First of all, we have to acknowledge that banking is one of the most rapidly transforming sectors globally in terms of balanced representation because merit is rewarded first before anything else – as they say, numbers don’t lie, so it is fairly easy to gauge who deserves to be at the top of the class. What is unique about the Central Bank however is that it is a balance between merit and the approval of lawmakers (the nomination is made by the President, and has to be passed through Senate before anyone can be confirmed for this top job). So unlike commercial banking appointments, this one has to tick all the right boxes in Nigeria’s majority male and multi-cultured Senate.
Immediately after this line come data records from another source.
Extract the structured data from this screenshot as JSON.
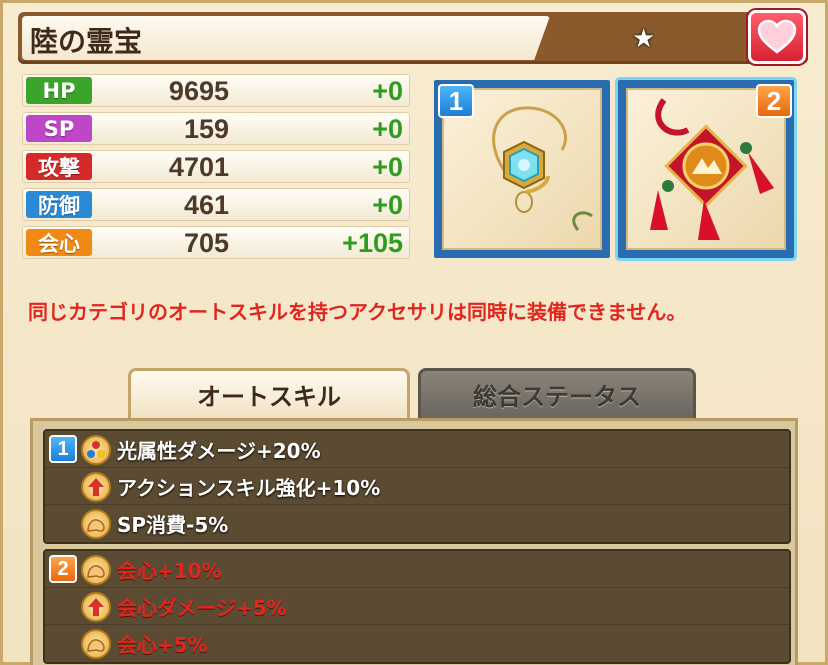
{
  "header": {
    "title": "陸の霊宝",
    "rarity_icon": "star-icon",
    "favorite_icon": "heart-icon"
  },
  "stats": [
    {
      "label": "HP",
      "value": "9695",
      "bonus": "+0",
      "color": "#3aa52a"
    },
    {
      "label": "SP",
      "value": "159",
      "bonus": "+0",
      "color": "#c046c9"
    },
    {
      "label": "攻撃",
      "value": "4701",
      "bonus": "+0",
      "color": "#d62a2a"
    },
    {
      "label": "防御",
      "value": "461",
      "bonus": "+0",
      "color": "#2b8ad6"
    },
    {
      "label": "会心",
      "value": "705",
      "bonus": "+105",
      "color": "#f08a14"
    }
  ],
  "accessories": [
    {
      "slot": "1",
      "icon": "hexagon-pendant-icon"
    },
    {
      "slot": "2",
      "icon": "red-tassel-charm-icon"
    }
  ],
  "warning": "同じカテゴリのオートスキルを持つアクセサリは同時に装備できません。",
  "tabs": [
    {
      "label": "オートスキル",
      "active": true
    },
    {
      "label": "総合ステータス",
      "active": false
    }
  ],
  "skill_groups": [
    {
      "slot": "1",
      "skills": [
        {
          "text": "光属性ダメージ+20%",
          "icon": "element-orbs-icon",
          "active": true
        },
        {
          "text": "アクションスキル強化+10%",
          "icon": "arrow-up-icon",
          "active": true
        },
        {
          "text": "SP消費-5%",
          "icon": "muscle-arm-icon",
          "active": true
        }
      ]
    },
    {
      "slot": "2",
      "skills": [
        {
          "text": "会心+10%",
          "icon": "muscle-arm-icon",
          "active": false
        },
        {
          "text": "会心ダメージ+5%",
          "icon": "arrow-up-icon",
          "active": false
        },
        {
          "text": "会心+5%",
          "icon": "muscle-arm-icon",
          "active": false
        }
      ]
    }
  ]
}
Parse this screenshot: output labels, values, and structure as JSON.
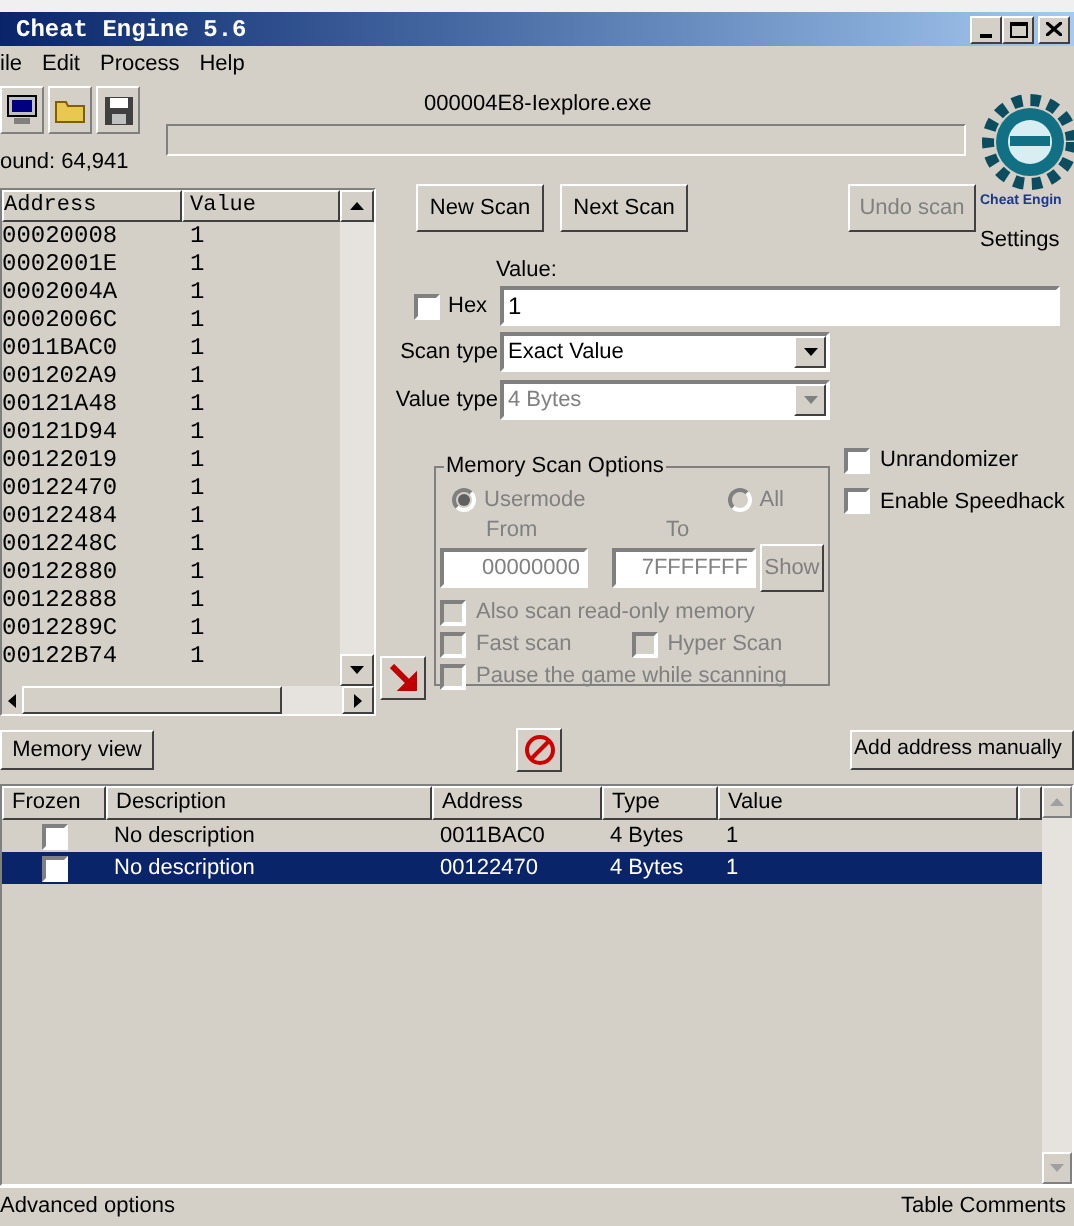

A yes from this crowd is a big win.
 
Beyond this, there are some things about Ms Aisha Ahmad that should give us joyful butterflies at the thought of being led by her. First of those things is that Aisha Ahmad is an extremely vocal advocate for gender balance in its many dynamic forms.
 
She holds a role on the Executive Council of  one of Nigeria’s most prominent non profit organizations for women, WIMBIZ. WIMBIZ is a platform focused on addressing issues affecting the interests of women professionals in business, with particular attention to promoting leadership development and building capacities to engender growth. This is a woman who is ready to pay her vast experience forward, and let more of us in! How can we not stan?
 
She is also know for her effort in pushing for paternity leave as in her words, “For as long as juggling a career and making those hard but necessary choices remain the pure remit of the woman, we will always make work-life balance purely a feminine issue. This is one reason why the practice of enforcing paternity leave for instance, is becoming institutionalized in the global workplace – both men & women should be given the opportunity to make these sacrifices for their careers to even out the playing field.”
 
A time such as this needs women like this in visible positions, because their stories will shift mindsets and redefine both cultural and societal norms. This is a toast to the very real possibility of Africa’s first female Central Bank Governor!